Member of the Council of Five Hundred for Seine
- In office 1795–1796

Personal details
- Born: 15 August 1758 Chartres, France
- Died: 9 June 1796 (aged 37) Paris, France
- Occupation: lawyer

= Denis Toussaint Lesage =

Denis Toussaint Lesage (Chartres 15 August 1758 – Paris 9 June 1796) was a deputy who represented Eure-et-Loir in the French National Convention and Seine in the Council of Five Hundred.

== Convention ==
A lawyer at the time of the French Revolution, he became president of the district court of Chartres. He was elected to the Convention by the departement of Eure-et-Loir on 5 September 1792, the fifth of nine deputies returned, and joined the Girondin faction. On 27 September 1792, he was named a member of the Commission of Six, charged with reporting on the state of the city of Paris and of bringing forward means of maintaining a watch on secret agitators and punishing incitement to murder. On 13 October he was appointed to the Committee of Division, which was working on the drafting of new administrative boundaries in France, and on 10 January 1793 he became secretary of the Convention.

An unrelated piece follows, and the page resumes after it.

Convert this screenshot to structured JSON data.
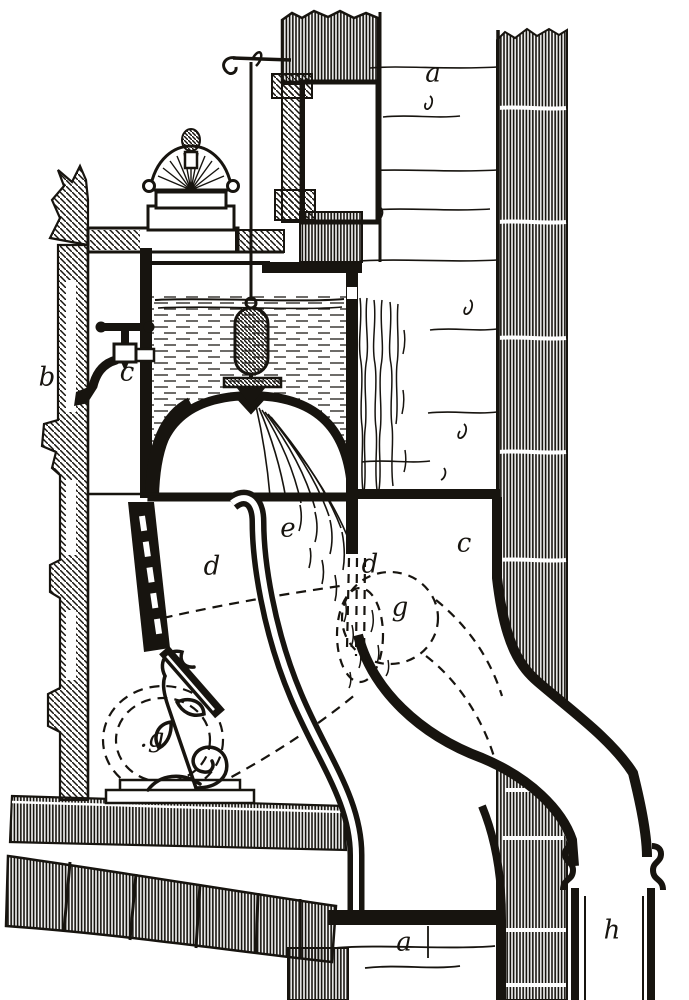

At the trial of Louis XVI, he voted to find the king guilty, as well as for this judgement to be ratified by the people, and for his death but also for the 'Mailhe amendment' – i.e.for a delay, and for a reprieve. On 6 February, when the Convention was considering a proposal to distribute three million francs to the departements for the relief of hardship and poverty, he successfully moved that the amount be doubled to six million. On 17 February 1793 he spoke in defence of General Georges Félix de Wimpffen, who was accused by two Jewish citizens of the departement of Moselle of having communicated with the Austrian commander during the siege of Thionville in 1792. On 10 March he brought forward proposals for establishing a special tribunal, which were not adopted, and on 13 March he opposed the establishment of new Revolutionary Tribunal. On 11 April, he was sent as a representant en mission to Orne and on 2 June an arrest warrant was issued for him he and he was recalled to Paris. He fled, and on 28 July he was proclaimed a traitor. Together with other Girondin deputies, he took refuge in Caen, where they attempted to regroup under the leadership of Jérôme Pétion de Villeneuve. Together with Charles Jean Marie Barbaroux, Lesage served as secretary to this group.

== After Thermidor ==
After the 9 Thermidor, he was recalled to the Convention (19 Ventôse Year III), where he denounced both 'crazed royalism and the fury of terrorism'. In April 1795 he was appointed to the 'Commission of Seven', (subsequently expanded to eleven), charged by the Convention with devising means of bringing the Constitution of 1793 into effect. Instead, the commission drafted the entirely new Constitution of the Year III, which was laid before the Convention in June, adopted in August and confirmed by referendum in September. He became a member of the Committee of Public Safety and took an interest in military affairs during the War in the Vendée, placing Lazare Hoche and Jean-Baptiste Annibal Aubert du Bayet at the head of the armies of the Republic in the region. In the Convention, Lesage also advocated bringing Charles-Gilbert Romme and his associates to justice before the criminal court of the Seine departement, and opposed proposals for a union of France and Belgium.

On 15 October 1795 (23 Vendémiaire Year IV) he was elected to the Council of Five Hundred where he made his mark principally in defending General Francisco de Miranda, who was suspected of conspiring with royalists against the Directory, and of plotting a military coup. He died during a session of the Council.